Macroeconomic forecasting through news, emotions and narrative
- URL: http://arxiv.org/abs/2009.14281v2
- Date: Wed, 14 Apr 2021 10:04:09 GMT
- Title: Macroeconomic forecasting through news, emotions and narrative
- Authors: Sonja Tilly, Markus Ebner, Giacomo Livan
- Abstract summary: This study expands the existing body of research by incorporating a wide array of emotions from newspapers around the world into macroeconomic forecasts.
We model industrial production and consumer prices across a diverse range of economies using an autoregressive framework.
We find that emotions associated with happiness and anger have the strongest predictive power for the variables we predict.

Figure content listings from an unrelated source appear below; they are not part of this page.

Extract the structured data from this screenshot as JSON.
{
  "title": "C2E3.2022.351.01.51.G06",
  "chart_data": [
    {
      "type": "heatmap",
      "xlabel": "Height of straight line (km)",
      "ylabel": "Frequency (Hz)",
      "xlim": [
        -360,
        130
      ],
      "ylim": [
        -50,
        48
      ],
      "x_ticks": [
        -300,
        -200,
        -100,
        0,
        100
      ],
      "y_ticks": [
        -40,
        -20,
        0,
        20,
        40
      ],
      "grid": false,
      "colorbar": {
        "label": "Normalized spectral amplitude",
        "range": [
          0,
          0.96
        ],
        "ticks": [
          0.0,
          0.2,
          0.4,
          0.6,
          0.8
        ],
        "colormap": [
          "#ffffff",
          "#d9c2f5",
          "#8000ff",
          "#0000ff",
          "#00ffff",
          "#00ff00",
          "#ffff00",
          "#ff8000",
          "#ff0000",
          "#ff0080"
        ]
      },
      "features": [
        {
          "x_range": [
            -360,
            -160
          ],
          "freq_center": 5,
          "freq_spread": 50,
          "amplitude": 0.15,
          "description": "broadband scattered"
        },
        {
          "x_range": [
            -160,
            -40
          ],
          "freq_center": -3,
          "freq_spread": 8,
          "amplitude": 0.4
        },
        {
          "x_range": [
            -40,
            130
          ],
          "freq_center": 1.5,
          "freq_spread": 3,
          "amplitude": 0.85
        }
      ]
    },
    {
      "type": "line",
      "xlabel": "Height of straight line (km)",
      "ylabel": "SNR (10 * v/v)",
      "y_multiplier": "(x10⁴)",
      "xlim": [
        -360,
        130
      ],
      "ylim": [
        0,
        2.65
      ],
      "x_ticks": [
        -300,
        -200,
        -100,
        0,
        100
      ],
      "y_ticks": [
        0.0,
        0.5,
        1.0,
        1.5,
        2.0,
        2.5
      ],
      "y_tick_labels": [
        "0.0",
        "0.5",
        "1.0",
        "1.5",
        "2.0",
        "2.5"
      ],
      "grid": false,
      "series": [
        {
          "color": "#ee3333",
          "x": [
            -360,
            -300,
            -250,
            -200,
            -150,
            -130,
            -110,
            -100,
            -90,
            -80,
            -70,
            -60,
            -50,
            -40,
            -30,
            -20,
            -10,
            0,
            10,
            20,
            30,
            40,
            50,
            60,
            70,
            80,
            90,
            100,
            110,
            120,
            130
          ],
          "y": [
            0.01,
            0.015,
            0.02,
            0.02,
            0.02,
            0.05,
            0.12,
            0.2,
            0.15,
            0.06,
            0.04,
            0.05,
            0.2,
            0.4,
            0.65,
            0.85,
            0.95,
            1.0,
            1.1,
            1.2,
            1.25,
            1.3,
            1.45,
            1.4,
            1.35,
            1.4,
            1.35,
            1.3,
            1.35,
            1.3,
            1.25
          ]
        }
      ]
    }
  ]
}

- Score: 12.762298148425796
- License: http://arxiv.org/licenses/nonexclusive-distrib/1.0/
- Abstract: This study proposes a new method of incorporating emotions from newspaper
articles into macroeconomic forecasts, attempting to forecast industrial
production and consumer prices leveraging narrative and sentiment from global
newspapers. For the most part, existing research includes positive and negative
tone only to improve macroeconomic forecasts, focusing predominantly on large
economies such as the US. These works use mainly anglophone sources of
narrative, thus not capturing the entire complexity of the multitude of
emotions contained in global news articles. This study expands the existing
body of research by incorporating a wide array of emotions from newspapers
around the world - extracted from the Global Database of Events, Language and
Tone (GDELT) - into macroeconomic forecasts. We present a thematic data
filtering methodology based on a bi-directional long short term memory neural
network (Bi-LSTM) for extracting emotion scores from GDELT and demonstrate its
effectiveness by comparing results for filtered and unfiltered data. We model
industrial production and consumer prices across a diverse range of economies
using an autoregressive framework, and find that including emotions from global
newspapers significantly improves forecasts compared to three autoregressive
benchmark models. We complement our forecasts with an interpretability analysis
on distinct groups of emotions and find that emotions associated with happiness
and anger have the strongest predictive power for the variables we predict.